Richard Duncan is the author of three books on the global economic crisis. The Dollar Crisis: Causes, Consequences, Cures (2003) explained why a worldwide economic calamity was inevitable given the flaws in the post-Bretton Woods international monetary system. It was an international bestseller. The Corruption of Capitalism (2009) described the long series of US policy mistakes responsible for the crisis. It also outlined the policies necessary to permanently resolve it. His latest book, published in 2012, focuses specifically on the role that credit creation has played in this disaster. It’s entitled The New Depression: The Breakdown Of The Paper Money Economy.
Since beginning his career as an equities analyst in Hong Kong in 1986, Richard has served as global head of investment strategy at ABN AMRO Asset Management in London, worked as a financial sector specialist for the World Bank in Washington D.C., and headed equity research departments for James Capel Securities and Salomon Brothers in Bangkok.
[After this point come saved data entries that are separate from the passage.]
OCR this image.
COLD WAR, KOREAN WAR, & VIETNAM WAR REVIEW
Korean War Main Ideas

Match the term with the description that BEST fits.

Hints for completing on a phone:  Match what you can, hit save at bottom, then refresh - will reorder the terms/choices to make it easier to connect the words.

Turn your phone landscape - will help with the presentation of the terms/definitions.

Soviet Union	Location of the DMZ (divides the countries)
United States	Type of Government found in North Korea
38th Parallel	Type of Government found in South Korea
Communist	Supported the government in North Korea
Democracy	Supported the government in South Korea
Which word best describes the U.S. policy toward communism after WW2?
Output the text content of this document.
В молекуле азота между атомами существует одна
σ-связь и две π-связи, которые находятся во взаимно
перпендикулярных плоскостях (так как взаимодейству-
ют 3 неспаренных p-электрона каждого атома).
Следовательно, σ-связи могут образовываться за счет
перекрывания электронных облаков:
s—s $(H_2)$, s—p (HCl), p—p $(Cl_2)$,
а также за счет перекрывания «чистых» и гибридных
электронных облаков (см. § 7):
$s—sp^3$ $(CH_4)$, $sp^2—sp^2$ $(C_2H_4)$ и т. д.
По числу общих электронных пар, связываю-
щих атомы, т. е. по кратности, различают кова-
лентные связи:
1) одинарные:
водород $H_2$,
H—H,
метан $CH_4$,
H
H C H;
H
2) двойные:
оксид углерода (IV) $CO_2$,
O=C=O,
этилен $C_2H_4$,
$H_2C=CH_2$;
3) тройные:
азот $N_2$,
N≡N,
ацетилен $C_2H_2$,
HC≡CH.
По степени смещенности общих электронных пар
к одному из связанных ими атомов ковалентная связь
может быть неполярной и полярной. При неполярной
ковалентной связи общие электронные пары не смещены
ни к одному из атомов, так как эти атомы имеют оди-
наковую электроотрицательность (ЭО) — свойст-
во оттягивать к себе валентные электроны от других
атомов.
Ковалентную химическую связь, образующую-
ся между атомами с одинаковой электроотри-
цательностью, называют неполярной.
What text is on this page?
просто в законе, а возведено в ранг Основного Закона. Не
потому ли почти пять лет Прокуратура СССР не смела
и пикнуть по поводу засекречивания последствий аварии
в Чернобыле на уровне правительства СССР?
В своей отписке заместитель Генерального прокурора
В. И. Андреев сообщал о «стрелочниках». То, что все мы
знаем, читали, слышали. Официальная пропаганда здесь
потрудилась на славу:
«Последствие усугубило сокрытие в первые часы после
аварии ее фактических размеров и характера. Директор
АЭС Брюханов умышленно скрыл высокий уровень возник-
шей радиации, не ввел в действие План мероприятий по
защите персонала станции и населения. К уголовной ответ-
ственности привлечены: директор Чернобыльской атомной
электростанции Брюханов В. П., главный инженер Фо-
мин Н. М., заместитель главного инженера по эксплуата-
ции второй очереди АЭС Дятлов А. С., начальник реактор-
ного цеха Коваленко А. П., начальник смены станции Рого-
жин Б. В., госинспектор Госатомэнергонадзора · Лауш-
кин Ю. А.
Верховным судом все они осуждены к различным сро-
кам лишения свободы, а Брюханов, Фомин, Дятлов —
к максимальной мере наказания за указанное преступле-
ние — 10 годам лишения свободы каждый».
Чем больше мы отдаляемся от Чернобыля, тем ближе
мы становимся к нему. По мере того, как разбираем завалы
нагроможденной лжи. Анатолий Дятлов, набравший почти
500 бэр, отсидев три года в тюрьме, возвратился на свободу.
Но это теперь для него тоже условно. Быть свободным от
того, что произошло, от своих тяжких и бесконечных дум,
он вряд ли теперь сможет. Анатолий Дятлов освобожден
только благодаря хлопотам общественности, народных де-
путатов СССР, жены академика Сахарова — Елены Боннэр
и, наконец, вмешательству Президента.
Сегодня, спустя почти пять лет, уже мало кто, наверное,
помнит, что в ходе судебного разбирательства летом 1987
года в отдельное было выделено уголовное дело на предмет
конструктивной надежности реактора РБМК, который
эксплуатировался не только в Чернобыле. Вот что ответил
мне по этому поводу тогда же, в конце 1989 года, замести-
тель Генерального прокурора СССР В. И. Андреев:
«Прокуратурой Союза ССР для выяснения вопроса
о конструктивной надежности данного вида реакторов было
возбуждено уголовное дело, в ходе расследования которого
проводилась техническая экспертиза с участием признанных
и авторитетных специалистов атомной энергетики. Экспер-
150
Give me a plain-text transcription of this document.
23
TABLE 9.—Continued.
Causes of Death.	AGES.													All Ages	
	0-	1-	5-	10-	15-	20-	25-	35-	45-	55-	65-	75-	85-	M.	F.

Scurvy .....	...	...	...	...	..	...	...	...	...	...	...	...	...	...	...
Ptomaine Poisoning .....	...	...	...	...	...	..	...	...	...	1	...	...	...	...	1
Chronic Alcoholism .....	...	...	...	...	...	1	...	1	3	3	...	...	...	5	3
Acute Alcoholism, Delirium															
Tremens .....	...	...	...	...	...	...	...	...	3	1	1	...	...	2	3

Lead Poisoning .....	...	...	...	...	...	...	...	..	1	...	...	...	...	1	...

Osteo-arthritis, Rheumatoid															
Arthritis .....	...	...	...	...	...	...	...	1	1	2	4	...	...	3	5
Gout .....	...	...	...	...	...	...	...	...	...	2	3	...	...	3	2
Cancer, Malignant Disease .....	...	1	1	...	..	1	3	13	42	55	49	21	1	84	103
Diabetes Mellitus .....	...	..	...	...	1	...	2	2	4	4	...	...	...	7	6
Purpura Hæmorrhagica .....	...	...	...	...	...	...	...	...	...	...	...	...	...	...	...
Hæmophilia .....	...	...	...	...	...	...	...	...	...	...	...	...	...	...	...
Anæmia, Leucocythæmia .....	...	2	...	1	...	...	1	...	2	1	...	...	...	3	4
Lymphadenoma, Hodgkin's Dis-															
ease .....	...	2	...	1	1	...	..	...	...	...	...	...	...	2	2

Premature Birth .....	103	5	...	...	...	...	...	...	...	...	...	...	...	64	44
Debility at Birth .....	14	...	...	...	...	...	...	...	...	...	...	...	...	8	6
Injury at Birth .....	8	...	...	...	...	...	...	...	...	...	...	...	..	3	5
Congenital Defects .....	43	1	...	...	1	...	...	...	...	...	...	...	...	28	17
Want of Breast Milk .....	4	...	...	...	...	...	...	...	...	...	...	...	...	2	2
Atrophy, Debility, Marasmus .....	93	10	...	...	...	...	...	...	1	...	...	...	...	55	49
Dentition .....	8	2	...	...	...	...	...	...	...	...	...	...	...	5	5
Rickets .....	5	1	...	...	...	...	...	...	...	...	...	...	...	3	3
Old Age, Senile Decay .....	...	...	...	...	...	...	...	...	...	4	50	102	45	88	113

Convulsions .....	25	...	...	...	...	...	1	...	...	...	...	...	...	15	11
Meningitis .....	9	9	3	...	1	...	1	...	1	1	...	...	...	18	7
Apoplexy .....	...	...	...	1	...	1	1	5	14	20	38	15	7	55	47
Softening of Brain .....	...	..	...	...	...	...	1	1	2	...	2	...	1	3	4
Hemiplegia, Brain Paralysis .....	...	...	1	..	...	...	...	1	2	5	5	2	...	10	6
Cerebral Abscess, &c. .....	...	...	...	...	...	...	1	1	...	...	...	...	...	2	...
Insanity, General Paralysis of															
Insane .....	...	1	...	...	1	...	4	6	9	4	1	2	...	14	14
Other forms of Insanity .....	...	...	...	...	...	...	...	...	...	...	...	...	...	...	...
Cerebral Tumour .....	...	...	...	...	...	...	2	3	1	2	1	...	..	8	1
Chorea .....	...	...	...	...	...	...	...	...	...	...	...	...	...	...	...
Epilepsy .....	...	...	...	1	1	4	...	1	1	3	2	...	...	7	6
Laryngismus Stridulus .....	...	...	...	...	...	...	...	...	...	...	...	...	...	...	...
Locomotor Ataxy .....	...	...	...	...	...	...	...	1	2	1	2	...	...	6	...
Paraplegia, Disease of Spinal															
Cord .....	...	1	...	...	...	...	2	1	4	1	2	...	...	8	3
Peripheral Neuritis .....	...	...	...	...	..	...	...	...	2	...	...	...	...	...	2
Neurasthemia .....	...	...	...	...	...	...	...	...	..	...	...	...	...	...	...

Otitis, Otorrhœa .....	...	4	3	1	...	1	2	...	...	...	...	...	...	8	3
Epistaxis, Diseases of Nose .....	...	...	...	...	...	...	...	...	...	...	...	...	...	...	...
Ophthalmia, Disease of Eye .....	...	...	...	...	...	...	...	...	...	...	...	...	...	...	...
He also worked as a consultant for the IMF in Thailand during the Asia Crisis. He is now chief economist at Blackhorse Asset Management in Singapore.
Richard has appeared frequently on CNBC, CNN, BBC and Bloomberg Television, as well as on BBC World Service Radio. He has published articles in The Financial Times, The Far East Economic Review, FinanceAsia and CFO Asia. He is also a well-known speaker whose audiences have included The World Economic Forum’s East Asia Economic Summit in Singapore, EuroFinance Conferences in Miami and Copenhagen, The Chief Financial Officers’ Roundtable in Shanghai, and the World Knowledge Forum in Seoul.
Richard studied literature an economics at Vanderbilt University (1983) and international finance at Babson College (1986); and, between the two, spent a year traveling around the world as a backpacker.